Mark Carney put the onus on regulatory bodies to restrain business in an effort to curb climate change. The former governor of the Bank of England is now the finance advisor on climate in Boris Johnson’s government and expressed doubt about the financial free markets’ ability to reduce greenhouse gas emissions without regulatory intervention.
Carney is a leading figure of the 26th UN Climate Change Conference of the Parties (COP26) and a UN envoy on climate change.
In a recent brief, he advised governments to explore regulatory measures and to establish clear rules that would direct industry to achieve more sustainable practices and drive investment away from fossil fuels.
The issue lies, in part, with the inability and unwillingness of financial markets to sufficiently penalize non-compliant companies and principals.
He also warned that without clear and straightforward action, the markets will not have enough of an incentive to act with the immediacy required. He also stressed that while restraining the financial sector was important, the financial sector is a keystone element of achieving any environmental solutions.
By way of example, Carney brought up eco-taxes on carbon emissions, the regulation of internal combustion engines, and building codes. Those measures, among others, could pave the way for more environmentally sustainable investment and solutions.

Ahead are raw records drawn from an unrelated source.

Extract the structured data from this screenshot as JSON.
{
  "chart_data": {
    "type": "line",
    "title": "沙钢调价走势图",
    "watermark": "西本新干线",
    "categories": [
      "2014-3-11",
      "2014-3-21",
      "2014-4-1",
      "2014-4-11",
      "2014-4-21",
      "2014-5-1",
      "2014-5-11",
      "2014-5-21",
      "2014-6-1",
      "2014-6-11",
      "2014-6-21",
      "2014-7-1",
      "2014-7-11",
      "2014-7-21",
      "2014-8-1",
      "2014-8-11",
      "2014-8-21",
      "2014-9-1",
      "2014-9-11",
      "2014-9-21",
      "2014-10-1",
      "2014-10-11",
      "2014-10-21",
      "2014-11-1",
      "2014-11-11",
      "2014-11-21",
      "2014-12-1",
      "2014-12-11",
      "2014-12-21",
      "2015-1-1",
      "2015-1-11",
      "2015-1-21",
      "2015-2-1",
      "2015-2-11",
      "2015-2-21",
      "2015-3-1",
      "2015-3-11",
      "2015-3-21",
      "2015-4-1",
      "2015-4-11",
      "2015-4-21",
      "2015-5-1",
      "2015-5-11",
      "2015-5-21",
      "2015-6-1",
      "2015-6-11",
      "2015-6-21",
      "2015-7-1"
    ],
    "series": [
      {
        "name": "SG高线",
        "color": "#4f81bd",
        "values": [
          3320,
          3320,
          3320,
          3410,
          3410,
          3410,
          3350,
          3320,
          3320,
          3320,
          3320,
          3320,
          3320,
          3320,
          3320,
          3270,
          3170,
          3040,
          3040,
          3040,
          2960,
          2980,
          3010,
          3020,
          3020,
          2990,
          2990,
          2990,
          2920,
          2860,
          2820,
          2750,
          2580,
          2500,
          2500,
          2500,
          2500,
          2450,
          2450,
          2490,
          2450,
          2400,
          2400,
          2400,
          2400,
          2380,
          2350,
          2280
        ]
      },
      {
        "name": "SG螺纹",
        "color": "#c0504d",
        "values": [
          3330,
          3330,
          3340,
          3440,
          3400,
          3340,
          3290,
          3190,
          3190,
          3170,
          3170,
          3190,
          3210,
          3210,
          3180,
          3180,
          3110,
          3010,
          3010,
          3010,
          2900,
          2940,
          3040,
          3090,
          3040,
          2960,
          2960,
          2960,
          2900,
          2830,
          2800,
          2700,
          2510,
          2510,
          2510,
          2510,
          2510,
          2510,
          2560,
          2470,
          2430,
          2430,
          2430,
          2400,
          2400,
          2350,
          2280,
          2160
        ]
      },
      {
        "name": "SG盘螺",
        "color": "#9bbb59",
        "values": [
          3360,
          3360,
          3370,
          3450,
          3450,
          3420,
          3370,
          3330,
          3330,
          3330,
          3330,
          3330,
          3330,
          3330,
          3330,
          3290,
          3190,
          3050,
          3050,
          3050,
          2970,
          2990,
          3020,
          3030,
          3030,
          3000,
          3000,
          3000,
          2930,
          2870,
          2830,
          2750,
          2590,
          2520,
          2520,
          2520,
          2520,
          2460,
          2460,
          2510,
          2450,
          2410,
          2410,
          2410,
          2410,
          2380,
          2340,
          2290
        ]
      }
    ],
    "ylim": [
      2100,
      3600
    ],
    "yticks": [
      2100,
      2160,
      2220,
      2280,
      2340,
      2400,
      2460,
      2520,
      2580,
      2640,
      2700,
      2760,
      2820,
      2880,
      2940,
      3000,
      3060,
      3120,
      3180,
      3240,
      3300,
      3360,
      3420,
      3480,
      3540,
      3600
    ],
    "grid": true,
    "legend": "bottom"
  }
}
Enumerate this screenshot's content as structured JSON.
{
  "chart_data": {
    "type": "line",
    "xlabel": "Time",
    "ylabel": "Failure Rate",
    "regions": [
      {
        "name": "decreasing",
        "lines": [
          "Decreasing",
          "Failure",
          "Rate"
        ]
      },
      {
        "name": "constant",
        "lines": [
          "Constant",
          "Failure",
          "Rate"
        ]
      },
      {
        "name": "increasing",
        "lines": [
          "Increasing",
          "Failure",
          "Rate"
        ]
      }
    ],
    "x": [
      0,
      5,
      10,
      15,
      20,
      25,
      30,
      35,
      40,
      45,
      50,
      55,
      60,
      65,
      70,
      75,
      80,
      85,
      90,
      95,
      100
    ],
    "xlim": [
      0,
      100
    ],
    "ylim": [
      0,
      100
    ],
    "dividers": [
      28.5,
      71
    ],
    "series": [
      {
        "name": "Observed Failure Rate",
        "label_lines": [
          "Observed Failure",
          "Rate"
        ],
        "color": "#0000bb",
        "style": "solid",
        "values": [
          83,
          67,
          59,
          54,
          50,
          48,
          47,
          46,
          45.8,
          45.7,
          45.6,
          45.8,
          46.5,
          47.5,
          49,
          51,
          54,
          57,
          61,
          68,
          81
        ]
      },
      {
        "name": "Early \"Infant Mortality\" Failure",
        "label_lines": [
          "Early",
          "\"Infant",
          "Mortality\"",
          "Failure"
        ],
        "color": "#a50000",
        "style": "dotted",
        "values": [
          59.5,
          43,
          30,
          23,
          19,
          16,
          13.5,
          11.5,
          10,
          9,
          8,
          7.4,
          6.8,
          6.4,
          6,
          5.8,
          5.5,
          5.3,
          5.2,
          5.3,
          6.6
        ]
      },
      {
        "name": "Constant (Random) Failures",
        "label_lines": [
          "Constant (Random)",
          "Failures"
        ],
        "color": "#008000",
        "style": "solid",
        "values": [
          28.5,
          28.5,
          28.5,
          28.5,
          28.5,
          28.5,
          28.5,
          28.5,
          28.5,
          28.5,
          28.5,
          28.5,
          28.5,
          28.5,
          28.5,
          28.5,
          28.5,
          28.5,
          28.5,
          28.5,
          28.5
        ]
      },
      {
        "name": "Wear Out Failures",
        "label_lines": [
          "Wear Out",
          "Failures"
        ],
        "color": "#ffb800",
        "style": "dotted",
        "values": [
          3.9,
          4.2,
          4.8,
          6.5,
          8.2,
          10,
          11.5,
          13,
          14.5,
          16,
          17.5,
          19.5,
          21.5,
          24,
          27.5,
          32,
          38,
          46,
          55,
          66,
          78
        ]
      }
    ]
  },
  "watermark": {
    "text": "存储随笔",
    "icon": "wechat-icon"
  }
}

He also pointed to the automotive industry’s massive shifts in investment strategy as a consequence of current and future regulatory action. The degree to which manufacturers like Tesla are investing in electric cars is a sign that regulations like the promised ban on fossil fuels in the UK are having the desired effect.
However, not everyone agrees with Carney’s approach. Many environmental groups see the idea of carbon offsetting as fundamentally flawed and decry the carbon credits that Carney supports.
While Carney admits it’s long overdue, he fully believes regulatory action can bring about significant change.